Ruling Out Other Sleep Disorders
A key part of diagnosis is making sure your symptoms aren’t better explained by a different condition. Sleep apnea is the most common alternative that needs to be considered, particularly because it can cause frequent nighttime awakenings that feel like insomnia. Clues that point toward apnea rather than primary insomnia include loud snoring, observed pauses in breathing, gasping awake, high blood pressure, obesity, and excessive daytime sleepiness despite spending enough hours in bed. Insomnia, by contrast, is more strongly associated with difficulty initiating sleep, racing thoughts at bedtime, and co-occurring mood issues like depression or anxiety.
Circadian rhythm disorders, restless legs syndrome, and medication side effects can all produce insomnia-like symptoms and need to be considered. Your doctor will ask targeted questions about leg discomfort, your natural sleep-wake schedule, and any medications or substances you use regularly.
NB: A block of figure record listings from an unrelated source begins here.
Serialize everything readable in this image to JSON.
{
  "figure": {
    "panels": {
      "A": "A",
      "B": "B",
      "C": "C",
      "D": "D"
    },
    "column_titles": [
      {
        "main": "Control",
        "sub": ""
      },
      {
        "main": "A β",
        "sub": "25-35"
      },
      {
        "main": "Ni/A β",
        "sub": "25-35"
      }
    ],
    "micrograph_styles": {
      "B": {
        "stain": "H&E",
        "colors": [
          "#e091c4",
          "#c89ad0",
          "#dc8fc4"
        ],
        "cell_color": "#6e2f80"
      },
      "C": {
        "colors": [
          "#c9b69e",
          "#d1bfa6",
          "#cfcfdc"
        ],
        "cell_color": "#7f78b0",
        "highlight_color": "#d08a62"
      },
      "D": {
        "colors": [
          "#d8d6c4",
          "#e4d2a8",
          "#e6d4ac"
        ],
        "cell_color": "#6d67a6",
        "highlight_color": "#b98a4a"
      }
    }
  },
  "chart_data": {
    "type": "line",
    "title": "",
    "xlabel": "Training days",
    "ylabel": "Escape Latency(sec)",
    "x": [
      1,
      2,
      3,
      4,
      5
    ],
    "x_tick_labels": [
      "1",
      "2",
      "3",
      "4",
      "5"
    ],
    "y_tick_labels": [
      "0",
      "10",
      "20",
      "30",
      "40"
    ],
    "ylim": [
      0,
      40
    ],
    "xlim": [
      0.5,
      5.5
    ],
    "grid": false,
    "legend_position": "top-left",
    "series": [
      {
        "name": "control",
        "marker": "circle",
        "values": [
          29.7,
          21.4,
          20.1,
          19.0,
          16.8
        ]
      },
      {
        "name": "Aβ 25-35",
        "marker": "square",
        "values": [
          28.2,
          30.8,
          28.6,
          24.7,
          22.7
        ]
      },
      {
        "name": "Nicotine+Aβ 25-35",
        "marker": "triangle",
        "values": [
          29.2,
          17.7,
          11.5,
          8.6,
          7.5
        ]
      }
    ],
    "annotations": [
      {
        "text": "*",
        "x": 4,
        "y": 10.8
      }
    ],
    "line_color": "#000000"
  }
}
When an Overnight Sleep Study Is Needed
A polysomnography, or in-lab overnight sleep study, is not part of a standard insomnia evaluation. You sleep in a monitored room while sensors track your brain waves, breathing, heart rate, oxygen levels, and leg movements. It’s the gold standard for diagnosing sleep apnea and other conditions, but it’s reserved for specific scenarios in insomnia patients.
Your doctor may recommend one if sleep apnea or another sleep disorder is suspected alongside insomnia, if the initial diagnosis is uncertain, if you experience sudden arousals with potentially harmful behavior, or if both behavioral and medication treatments have failed to improve your sleep. For the majority of people with straightforward insomnia, the combination of a clinical interview, questionnaires, and a sleep diary provides all the information needed for an accurate diagnosis.